Dating trent texas
This Tertiary area also is divided by climatic conditions.
The south- western and western part, the "Rio Grande Plain", having a very shallow rainfall, produces only a dwarfed and shrubby natural vegetation and is hence called the "Chaparral Country"; the humid part, however, north and north-east, called the East Texas timber belt, grows both the short and long-leaf pine. In the northern part of this region more fertile soil affords the great fruit and "truck" products; cotton and tobacco are also grown.
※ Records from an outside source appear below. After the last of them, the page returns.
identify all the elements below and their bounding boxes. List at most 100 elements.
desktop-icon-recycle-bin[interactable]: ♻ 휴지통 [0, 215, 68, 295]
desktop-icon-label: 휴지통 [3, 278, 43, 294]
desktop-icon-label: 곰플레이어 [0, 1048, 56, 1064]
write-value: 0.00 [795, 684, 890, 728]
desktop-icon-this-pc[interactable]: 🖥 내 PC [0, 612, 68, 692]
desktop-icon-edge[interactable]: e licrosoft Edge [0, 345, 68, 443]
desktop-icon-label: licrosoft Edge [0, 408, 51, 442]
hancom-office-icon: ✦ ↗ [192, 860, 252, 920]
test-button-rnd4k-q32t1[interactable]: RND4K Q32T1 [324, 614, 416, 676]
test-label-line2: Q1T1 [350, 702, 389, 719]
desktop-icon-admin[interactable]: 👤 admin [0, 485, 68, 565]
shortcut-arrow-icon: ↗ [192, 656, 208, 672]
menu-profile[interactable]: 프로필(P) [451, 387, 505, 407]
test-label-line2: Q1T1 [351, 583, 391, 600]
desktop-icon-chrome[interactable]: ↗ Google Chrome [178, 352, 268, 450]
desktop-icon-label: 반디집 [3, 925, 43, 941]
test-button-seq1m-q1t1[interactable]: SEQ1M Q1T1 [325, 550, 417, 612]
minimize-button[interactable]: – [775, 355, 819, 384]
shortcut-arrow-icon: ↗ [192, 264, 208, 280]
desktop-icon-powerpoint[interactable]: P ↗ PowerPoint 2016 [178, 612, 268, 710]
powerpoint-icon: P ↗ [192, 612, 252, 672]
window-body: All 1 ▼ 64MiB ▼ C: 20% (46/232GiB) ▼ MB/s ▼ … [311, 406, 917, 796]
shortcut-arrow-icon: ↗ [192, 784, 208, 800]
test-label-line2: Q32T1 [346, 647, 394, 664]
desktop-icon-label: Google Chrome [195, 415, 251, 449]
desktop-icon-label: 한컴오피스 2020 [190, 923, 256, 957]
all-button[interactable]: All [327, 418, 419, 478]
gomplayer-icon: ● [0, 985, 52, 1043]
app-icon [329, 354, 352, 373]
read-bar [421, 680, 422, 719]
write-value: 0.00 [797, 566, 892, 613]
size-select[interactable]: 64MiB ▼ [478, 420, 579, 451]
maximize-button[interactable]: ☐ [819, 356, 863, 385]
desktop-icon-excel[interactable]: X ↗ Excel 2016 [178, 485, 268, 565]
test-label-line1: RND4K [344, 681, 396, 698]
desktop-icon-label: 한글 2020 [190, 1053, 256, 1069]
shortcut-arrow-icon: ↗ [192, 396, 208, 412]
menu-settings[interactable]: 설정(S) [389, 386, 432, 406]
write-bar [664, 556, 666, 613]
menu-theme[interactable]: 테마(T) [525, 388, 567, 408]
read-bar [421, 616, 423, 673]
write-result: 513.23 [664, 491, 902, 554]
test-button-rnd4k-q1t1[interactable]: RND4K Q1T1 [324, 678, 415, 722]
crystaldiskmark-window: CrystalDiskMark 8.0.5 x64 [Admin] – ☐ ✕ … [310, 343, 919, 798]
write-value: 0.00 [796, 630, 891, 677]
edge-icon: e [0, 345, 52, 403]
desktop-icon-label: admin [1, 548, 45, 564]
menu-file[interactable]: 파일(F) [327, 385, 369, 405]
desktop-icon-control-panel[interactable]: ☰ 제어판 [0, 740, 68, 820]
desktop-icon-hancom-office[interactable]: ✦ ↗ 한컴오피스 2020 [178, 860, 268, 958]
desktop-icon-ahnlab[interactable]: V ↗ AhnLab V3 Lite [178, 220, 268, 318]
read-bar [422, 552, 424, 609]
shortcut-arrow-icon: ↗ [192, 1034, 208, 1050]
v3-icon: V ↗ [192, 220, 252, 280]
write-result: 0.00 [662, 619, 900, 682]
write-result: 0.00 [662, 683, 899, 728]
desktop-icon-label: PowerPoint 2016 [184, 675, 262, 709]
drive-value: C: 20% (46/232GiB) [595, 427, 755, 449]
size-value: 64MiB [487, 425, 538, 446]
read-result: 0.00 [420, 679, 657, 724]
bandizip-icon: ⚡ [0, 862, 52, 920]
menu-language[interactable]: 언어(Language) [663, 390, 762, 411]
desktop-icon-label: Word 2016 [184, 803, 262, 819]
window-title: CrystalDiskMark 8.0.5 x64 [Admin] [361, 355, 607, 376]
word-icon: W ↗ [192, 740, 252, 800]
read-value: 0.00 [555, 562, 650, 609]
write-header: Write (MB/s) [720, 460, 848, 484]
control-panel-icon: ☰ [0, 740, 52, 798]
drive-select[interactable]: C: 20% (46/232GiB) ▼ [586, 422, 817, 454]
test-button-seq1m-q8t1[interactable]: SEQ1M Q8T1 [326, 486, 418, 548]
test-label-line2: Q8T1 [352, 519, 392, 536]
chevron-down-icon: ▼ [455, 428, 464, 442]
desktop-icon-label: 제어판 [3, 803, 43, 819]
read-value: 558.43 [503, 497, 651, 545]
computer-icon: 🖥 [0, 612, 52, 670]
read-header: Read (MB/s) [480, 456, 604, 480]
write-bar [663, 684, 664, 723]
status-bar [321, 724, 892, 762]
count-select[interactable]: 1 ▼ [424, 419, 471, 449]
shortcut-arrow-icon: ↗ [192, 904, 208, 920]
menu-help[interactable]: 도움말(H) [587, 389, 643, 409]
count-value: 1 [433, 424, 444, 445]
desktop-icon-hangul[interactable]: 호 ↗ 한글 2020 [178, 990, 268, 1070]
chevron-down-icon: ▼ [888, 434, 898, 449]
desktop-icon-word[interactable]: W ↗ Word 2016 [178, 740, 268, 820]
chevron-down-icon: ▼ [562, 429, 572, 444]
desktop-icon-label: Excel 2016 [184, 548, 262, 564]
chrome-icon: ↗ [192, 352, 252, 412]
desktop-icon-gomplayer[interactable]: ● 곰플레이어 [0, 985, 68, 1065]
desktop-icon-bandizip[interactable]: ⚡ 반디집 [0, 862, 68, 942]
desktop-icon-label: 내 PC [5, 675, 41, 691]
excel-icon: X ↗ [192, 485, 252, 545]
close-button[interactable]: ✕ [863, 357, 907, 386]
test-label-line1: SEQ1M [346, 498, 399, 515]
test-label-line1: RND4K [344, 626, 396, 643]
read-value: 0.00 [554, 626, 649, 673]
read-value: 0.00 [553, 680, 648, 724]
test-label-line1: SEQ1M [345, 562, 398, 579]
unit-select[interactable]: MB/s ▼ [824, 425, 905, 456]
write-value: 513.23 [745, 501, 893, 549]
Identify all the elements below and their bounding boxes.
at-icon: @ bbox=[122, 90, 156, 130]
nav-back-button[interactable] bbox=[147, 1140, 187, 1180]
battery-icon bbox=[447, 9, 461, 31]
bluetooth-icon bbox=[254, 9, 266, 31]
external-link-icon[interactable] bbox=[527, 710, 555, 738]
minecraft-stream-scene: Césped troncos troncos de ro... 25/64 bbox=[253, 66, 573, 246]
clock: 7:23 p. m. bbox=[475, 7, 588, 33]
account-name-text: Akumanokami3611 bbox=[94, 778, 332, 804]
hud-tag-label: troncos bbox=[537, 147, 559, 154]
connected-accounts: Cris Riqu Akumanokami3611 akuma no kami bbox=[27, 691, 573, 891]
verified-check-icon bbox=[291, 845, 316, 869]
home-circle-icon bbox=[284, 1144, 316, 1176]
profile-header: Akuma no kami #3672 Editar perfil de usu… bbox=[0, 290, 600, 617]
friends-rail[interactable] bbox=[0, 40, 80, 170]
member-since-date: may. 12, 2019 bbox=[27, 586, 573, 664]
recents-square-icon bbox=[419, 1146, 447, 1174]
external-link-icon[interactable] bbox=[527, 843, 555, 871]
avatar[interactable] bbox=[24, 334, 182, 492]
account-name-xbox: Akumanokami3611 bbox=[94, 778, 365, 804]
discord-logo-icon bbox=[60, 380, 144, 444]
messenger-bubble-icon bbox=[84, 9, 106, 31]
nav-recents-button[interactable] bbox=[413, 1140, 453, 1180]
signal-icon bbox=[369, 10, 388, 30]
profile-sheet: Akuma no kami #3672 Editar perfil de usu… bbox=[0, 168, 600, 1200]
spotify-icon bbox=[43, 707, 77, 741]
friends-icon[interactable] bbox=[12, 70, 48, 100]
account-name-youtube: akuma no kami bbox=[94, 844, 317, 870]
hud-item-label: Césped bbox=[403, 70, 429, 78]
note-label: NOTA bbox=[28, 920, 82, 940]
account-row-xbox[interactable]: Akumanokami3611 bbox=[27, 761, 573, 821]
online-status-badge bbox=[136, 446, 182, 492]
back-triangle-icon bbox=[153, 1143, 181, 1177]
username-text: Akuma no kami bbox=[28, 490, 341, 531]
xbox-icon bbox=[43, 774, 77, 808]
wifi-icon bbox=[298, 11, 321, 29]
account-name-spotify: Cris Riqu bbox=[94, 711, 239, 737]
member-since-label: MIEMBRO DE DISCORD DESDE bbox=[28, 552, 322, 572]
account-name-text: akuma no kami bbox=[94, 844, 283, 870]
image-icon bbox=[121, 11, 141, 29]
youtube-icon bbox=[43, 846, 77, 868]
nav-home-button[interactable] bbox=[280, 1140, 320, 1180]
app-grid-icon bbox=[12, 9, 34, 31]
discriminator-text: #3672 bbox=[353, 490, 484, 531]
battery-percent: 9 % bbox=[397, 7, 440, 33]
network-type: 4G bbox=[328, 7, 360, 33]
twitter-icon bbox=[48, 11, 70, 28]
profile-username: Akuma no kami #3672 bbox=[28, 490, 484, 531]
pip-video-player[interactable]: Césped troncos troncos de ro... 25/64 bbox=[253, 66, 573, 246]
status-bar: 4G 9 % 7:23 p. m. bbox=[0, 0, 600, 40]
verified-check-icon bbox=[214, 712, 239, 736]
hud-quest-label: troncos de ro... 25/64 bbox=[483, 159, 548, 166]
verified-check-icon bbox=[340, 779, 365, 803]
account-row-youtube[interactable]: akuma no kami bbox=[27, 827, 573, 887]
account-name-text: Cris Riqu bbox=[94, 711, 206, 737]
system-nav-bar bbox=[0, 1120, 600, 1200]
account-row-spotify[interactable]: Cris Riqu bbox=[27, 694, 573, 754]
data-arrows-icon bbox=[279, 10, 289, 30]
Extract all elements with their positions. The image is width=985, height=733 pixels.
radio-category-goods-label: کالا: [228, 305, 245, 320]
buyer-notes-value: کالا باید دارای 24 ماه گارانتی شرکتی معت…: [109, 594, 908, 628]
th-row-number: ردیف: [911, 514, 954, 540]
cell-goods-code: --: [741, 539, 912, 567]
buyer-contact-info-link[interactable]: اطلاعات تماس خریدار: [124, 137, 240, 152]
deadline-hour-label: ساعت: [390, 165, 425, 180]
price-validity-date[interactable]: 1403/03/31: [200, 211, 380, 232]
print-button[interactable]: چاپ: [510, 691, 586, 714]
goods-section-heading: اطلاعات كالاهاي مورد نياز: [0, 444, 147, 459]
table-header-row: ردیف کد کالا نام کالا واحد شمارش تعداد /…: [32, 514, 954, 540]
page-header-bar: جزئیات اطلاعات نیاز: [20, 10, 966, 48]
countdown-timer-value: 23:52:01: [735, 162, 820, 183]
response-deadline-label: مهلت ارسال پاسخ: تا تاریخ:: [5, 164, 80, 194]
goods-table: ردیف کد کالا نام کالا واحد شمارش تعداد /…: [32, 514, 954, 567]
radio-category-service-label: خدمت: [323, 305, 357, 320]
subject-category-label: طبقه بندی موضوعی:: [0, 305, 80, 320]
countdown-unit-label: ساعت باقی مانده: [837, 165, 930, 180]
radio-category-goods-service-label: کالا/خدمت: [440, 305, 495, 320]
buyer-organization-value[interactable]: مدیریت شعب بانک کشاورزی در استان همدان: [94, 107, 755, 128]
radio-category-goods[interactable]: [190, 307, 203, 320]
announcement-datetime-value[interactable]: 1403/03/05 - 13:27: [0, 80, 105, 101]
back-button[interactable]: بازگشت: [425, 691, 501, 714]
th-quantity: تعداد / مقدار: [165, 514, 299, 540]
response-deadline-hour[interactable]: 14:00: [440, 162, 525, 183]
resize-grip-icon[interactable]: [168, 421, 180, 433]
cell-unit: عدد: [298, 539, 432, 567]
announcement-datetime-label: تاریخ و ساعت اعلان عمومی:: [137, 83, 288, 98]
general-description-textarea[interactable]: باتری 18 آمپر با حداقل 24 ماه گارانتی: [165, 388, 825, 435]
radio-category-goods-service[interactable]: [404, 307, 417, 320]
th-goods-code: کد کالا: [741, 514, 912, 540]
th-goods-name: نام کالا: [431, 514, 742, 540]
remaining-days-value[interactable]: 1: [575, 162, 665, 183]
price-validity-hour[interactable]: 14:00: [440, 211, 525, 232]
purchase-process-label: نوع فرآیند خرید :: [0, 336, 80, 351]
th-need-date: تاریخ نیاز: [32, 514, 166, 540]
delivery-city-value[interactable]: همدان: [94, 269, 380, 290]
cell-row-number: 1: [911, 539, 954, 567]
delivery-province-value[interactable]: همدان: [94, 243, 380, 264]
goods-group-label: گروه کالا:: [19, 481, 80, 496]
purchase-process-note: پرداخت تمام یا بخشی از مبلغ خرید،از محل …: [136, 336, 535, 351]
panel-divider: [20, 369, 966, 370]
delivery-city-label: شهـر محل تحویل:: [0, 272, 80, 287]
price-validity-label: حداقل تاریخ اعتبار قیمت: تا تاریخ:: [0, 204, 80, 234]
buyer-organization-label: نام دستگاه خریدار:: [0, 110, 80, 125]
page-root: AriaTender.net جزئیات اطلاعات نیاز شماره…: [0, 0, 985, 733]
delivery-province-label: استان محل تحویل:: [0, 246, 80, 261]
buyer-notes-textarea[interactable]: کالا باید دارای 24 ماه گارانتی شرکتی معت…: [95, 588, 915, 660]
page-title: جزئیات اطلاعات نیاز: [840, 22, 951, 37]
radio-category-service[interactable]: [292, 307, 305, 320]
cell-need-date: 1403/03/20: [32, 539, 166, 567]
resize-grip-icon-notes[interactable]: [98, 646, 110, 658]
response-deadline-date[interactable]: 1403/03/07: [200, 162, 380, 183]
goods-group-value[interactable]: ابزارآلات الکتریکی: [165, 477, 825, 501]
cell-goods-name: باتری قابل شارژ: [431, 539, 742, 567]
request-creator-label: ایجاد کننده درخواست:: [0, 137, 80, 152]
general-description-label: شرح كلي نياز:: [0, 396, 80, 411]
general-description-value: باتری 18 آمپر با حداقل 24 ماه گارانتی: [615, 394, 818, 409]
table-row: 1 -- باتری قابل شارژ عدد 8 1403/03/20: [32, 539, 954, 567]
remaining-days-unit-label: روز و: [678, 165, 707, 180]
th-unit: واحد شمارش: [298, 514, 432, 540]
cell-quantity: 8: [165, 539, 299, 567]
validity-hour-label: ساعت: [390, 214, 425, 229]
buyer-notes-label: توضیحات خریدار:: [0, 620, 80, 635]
On the west and south-west boundary the Rio Grande runs for 1200 miles.
The Pecos River crosses the western portion of the state, from north to south, without a tributary.
Extending back from the Gulf Coast for from thirty to fifty miles, an outcrop of underlying clays gives a flat, almost treeless tract running along the whole length of the coast and known as the Coast Prairie.
The first of these, nearest the coast, is called the Coastal Plain, consisting of Coast Prairies, a Tertiary area, and Black Prairies.
The chief industry of the section is the care of cattle.
Over such an etended area the drainage is naturally diverse.
On the Stockton Plateau the formation resembles that of Edward's, but the rainfall being less, averaging only fifteen inches annually, it is used almost entirely for cattle.In one part of the west of this Tertiary region cotton is cultivated, and valuable deposits of brick and pottery clays and lignite are extensively worked.Further inland and north of the Colorado River in this Coastal Plain are the Black and Grand Prairies, the most important agricultural region of Texas. The eastern and northern part, where the rainfall reaches from forty to fifty inches annually, are suitable for rice culture, which is localized there; in the central portion along the coast where the rainfall is less, sugar-cane, fruit, and "truck" are extensively cultivated, while in the southwest, with a rainfall of only 20 to 28 inches annually, cotton culture and "cattle raising on the range" are the chief industries. Different climatic conditions with respect to rainfall vary the products of different parts of this region.The western portion contains notably fertile soils, yielding abundant crops of kafir-corn, milo-maize, cotton, wheat, oats, peaches, and alfalfa.Deposits of salt, clay, and gypsum occur in this area.Local conditions have, however, retarded the mining development, and silver and quicksilver are the only ores worked on a commercial basis.The annual rainfall on these mountains is as low as ten to fifteen inches, but irrigation of the valley lands is practised by means of impounded storm-water, and alfalfa and kafir-corn are commonly grown.Black waxy calcareous clay soil, for the most part underlaid by prolific and widespread water-bearing formations, makes this region the great cotton and corn producing section, while oats, wheat, alfalfa, and sorghum are also extensively grown.Wherever the climate becomes arid cattle raising increases as an industry.